I plucked out a cigarette. Before I got it lit, he had the window down on my side. Barry was on a health kick: no liquor, no secondhand smoke, fresh box of condoms first of every month even if he hadn’t used up last month’s supply. I threw the match into the slipstream. It froze my fingers on contact. “I don’t know how you keep it all straight.”

“That’s because you keep company with a different class of crook.” He buzzed the window back up partway.

I’d told him about Starzek. We hadn’t any secrets from each other except when one of us was working. “There are crooks and crooks,” I said. “This one never stole a dollar or an election.”

“I’d keep my distance. Cigarette smugglers have terrorist ties. I read it in
USA Today.”

“That’s just a dodge to shame people into paying the tax.”

“Either way it’s heat. Where’s the impound?”

He’d stopped for a light at the main four corners. There were sporting-goods stores in both blocks with survival gear in the windows and a concrete movie house playing one feature three days each week. Everything had the trod-on look of a neglected dog. Strip malls are called strip malls for a reason.
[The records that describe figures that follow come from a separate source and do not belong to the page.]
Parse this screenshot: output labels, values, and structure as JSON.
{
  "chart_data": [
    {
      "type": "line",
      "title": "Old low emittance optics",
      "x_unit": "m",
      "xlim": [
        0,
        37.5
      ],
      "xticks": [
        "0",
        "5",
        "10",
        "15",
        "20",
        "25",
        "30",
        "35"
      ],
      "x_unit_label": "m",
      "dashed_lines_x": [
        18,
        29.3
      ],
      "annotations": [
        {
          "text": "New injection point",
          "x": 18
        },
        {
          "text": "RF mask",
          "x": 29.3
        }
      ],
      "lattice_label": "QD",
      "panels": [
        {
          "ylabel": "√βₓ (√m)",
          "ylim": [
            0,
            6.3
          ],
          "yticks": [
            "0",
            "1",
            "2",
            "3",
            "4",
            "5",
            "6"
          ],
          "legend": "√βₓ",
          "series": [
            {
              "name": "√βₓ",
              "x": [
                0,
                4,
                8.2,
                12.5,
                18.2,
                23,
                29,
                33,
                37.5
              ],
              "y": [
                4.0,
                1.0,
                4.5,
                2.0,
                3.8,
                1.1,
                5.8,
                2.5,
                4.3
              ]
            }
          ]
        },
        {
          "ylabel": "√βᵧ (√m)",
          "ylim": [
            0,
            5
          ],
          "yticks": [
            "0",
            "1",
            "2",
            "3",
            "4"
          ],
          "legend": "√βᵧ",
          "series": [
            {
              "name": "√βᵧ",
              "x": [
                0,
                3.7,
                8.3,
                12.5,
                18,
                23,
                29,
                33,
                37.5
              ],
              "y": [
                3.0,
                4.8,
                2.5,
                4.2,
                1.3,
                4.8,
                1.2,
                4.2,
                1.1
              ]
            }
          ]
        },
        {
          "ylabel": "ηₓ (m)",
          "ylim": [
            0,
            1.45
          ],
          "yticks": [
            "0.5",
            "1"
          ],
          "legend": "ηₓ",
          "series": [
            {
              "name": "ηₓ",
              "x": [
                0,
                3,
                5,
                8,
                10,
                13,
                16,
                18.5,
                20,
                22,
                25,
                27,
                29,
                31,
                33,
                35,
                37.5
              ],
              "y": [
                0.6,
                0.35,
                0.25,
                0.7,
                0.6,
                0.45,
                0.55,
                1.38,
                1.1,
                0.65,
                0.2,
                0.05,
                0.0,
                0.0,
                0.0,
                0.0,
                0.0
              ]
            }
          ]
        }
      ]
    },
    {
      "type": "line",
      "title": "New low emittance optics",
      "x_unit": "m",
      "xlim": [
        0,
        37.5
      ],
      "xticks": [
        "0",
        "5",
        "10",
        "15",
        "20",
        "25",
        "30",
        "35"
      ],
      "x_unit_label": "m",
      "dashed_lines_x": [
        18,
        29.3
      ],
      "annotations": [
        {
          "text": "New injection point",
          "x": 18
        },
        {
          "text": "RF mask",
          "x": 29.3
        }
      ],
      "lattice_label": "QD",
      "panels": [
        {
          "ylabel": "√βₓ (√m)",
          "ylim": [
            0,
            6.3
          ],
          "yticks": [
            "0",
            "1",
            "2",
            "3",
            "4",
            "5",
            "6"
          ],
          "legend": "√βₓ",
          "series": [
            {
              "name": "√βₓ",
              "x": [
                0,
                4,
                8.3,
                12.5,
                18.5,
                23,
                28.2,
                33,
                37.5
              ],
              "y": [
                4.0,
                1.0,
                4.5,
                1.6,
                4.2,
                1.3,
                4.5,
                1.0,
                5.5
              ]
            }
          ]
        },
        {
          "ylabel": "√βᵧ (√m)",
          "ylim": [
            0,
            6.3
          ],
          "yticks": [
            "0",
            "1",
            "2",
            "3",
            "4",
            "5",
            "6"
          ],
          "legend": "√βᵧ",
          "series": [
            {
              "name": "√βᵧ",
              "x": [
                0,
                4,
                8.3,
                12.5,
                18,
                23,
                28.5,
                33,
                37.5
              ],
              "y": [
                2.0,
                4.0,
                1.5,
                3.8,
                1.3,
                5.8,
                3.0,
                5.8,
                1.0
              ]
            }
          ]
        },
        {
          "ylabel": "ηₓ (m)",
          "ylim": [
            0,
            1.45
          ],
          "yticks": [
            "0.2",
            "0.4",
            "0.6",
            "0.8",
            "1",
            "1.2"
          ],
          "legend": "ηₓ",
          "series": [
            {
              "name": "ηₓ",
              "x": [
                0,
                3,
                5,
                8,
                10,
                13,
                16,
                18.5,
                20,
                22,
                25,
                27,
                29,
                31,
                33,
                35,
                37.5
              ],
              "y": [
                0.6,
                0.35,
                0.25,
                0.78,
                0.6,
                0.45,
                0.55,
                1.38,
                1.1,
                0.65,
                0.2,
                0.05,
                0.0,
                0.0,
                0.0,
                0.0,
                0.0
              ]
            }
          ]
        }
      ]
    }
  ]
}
I got out the paper with directions and read them off. We went there and I paid my fee and found him still sitting behind the wheel when I came out of the office. He was driving a brand-new maroon Lincoln that year, shaped like a cough drop. It would be registered to someone else. He was a professional sociopath, never left a paper trail.

When he opened his window I leaned on the sill. “Thanks for waiting. Also the ride. Can I let you know about the godfather of Seoul?”

“Sure. I can always stall him by demanding an ‘As Told To’ credit. If he’s legit he’ll never agree to it.”

“In that case, you might not need the background check.”

He gave me his slow easy smile. “Well, once you’ve been blown up, you tend to double-team.”

I gave him back a wave and limped around to the garage side. Behind me I heard his engine start and when it didn’t explode this time he drove off.

Nothing came of the Korean job. I was still thinking about it when Barry called and said his would-be collaborator had turned out to be a Hyundai dealer from Phoenix who’d made up the story to impress a girlfriend and hadn’t known when to bail out. The confession had come under pressure from Barry; the man knew too much about the details of zero-percent financing for an ordinary thief.

By then I had an employee-fraud job, nothing too strenuous, just a couple of hours in the evening parked behind the Troy K-Mart, videotaping stockroom clerks stashing new DVD players in a Dumpster. My leg interrupted my concentration when I’d been sitting too long, but changing positions took care of that. By the time I’d gathered enough evidence to prosecute, I’d found new uses for the cane, such as flipping the telephone receiver out of its cradle into my hand when I didn’t feel like tipping my office chair forward. I was getting to be as good with it as Charlie Chaplin.